Stroke Damage Disrupts Brain's

By Caroline Cassels
Medscape Medical News

April 19, 2007 — Spatial neglect, a common poststroke disability, has been linked to impaired communication between attention networks in the dorsal and ventral frontoparietal areas of the brain, a finding that generates a new understanding of how damage in 1 region of the brain affects others.

In a study published in the March 15 issue of Neuron, investigators at Washington University School of Medicine, in St. Louis, Missouri, found a consistent link between the severity of spatial-neglect symptoms and the degree of impairment in communication within and between these 2 largely separate communication networks.

"Spatial neglect is a devastating syndrome, and for many years we thought it was solely due to lesions in specific regions of the brain that were visible on imaging scans. However, one of the things we discovered is that the brain is highly interconnected, and as a result, a lesion in 1 part of the brain not only damages the function of the region where it occurs but also affects other distant areas [of the brain] it is connected to," principal investigator Maurizio Corbetta, MD, told Medscape.

Critical Mechanism

According to the investigators, strokes that cause spatial neglect frequently result in structural damage to the ventral network while sparing the dorsal network. However, a study published by Dr. Corbetta and colleagues in 2005 showed patients with spatial neglect have a functional imbalance of evoked responses in the left and right dorsal parietal cortex, even though these areas are structurally intact.

"We found that these so-called 'distant effects' did have an impact on patients' function and that people with more imbalance in their activation have more neglect. We also found that as they recovered, this degree of imbalance between the left side and the right side of the brain also improved and so did patients' behavioral function," he said.

In the current study, said Dr.
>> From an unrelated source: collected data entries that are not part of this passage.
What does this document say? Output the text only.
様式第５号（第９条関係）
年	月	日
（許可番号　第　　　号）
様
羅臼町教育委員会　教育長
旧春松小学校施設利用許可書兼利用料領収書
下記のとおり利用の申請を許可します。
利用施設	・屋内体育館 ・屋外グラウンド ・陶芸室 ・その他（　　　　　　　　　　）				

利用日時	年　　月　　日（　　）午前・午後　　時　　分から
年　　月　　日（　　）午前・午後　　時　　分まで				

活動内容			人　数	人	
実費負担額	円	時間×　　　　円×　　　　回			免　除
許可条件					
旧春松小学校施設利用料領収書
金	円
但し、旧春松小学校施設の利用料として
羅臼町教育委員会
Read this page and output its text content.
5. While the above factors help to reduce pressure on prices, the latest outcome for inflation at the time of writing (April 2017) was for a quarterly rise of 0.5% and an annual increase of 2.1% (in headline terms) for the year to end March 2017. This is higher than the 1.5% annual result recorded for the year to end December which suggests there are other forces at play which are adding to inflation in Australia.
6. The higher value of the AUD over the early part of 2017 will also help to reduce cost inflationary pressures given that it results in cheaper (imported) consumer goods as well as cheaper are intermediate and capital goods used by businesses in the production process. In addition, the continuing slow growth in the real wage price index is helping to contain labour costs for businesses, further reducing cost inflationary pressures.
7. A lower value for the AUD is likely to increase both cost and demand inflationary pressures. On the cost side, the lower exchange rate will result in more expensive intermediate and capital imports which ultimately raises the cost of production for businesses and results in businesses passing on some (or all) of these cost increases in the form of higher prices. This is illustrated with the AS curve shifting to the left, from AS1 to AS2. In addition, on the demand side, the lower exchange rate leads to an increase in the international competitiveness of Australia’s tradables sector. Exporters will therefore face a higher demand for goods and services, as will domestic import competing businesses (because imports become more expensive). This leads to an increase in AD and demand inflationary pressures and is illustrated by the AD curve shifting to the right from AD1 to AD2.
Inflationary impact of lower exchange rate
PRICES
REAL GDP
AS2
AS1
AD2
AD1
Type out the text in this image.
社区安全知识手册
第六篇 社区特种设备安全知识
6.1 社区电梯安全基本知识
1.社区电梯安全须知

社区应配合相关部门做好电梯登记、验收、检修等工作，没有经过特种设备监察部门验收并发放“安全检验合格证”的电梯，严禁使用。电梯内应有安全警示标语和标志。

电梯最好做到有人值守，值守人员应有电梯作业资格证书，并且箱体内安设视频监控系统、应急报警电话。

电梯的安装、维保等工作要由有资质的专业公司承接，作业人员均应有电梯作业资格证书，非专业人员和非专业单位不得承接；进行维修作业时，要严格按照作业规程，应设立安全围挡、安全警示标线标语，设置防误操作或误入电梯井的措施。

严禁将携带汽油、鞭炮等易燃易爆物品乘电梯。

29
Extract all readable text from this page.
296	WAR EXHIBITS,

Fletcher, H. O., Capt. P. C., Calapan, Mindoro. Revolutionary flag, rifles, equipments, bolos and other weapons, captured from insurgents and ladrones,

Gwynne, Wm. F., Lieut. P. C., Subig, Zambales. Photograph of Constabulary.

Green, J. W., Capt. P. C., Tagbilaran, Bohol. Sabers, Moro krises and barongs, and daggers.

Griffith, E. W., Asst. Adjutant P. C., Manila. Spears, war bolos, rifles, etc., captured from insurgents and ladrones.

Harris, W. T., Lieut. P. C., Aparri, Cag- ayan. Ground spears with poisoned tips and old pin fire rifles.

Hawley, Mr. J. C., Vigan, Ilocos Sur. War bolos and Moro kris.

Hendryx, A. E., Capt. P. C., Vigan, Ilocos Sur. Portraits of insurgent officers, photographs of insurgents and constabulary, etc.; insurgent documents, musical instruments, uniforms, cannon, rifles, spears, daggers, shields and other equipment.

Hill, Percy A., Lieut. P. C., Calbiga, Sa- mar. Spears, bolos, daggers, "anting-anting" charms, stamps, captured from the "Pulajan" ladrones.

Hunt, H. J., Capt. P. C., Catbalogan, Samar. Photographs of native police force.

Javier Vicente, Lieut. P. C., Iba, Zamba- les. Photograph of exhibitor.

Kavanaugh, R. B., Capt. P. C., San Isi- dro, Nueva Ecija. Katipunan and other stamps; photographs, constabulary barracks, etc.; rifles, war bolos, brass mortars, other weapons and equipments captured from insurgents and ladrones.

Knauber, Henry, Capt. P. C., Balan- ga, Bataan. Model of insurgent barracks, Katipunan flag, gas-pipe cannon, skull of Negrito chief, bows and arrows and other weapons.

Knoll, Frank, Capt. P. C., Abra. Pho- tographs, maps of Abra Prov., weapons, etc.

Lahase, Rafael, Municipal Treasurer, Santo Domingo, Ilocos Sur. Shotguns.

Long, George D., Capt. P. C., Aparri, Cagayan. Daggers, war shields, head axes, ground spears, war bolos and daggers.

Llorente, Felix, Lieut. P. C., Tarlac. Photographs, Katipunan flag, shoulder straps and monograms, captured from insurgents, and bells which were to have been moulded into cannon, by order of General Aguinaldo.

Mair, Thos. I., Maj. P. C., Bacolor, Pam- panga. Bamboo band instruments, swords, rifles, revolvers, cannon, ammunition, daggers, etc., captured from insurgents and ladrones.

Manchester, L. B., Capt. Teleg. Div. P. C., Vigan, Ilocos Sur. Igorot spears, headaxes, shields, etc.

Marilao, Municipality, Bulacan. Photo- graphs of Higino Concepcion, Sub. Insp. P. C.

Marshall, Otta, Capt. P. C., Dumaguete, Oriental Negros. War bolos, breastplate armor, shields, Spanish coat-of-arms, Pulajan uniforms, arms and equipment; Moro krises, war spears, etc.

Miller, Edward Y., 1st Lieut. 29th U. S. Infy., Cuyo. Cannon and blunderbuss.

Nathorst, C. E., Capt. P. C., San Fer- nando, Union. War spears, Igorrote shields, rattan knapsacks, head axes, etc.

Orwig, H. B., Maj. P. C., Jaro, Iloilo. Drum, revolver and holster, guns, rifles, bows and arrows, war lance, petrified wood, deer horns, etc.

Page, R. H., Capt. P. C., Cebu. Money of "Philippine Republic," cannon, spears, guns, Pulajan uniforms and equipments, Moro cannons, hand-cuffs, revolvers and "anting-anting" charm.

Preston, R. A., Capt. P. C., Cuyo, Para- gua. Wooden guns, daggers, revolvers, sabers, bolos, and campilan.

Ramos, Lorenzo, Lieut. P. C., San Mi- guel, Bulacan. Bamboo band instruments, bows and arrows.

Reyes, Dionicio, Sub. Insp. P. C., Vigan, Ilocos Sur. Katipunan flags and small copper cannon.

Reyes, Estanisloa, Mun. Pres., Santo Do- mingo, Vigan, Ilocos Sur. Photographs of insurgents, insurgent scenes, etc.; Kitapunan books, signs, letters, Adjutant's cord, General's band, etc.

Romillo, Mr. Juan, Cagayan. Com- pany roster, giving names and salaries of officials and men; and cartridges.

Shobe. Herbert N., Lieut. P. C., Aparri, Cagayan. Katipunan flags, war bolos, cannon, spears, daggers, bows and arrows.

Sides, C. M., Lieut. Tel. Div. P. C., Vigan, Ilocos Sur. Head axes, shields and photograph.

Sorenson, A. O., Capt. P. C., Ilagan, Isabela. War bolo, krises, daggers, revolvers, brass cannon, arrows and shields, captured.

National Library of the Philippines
Corbetta, the investigators specifically looked at the communication between the ventral attention network and the dorsal attention network and were able to describe the correlation of activity between them.

To do this, they had group of 11 patients who had suffered a right hemispheric stroke resulting in spatial neglect complete a visuospatial attention task while undergoing functional connectivity magnetic resonance imaging (FC MRI) at 1 month and again more than 6 months following stroke.

The results "showed that disrupted functional connectivity in the dorsal and ventral attention networks constitutes a critical mechanism underlying the pathophysiology of neglect."

Promising Investigational Tool

The findings also reinforce the investigators' network hypothesis that injury in 1 part of the brain can damage processes between brain regions essential for the regions' proper function.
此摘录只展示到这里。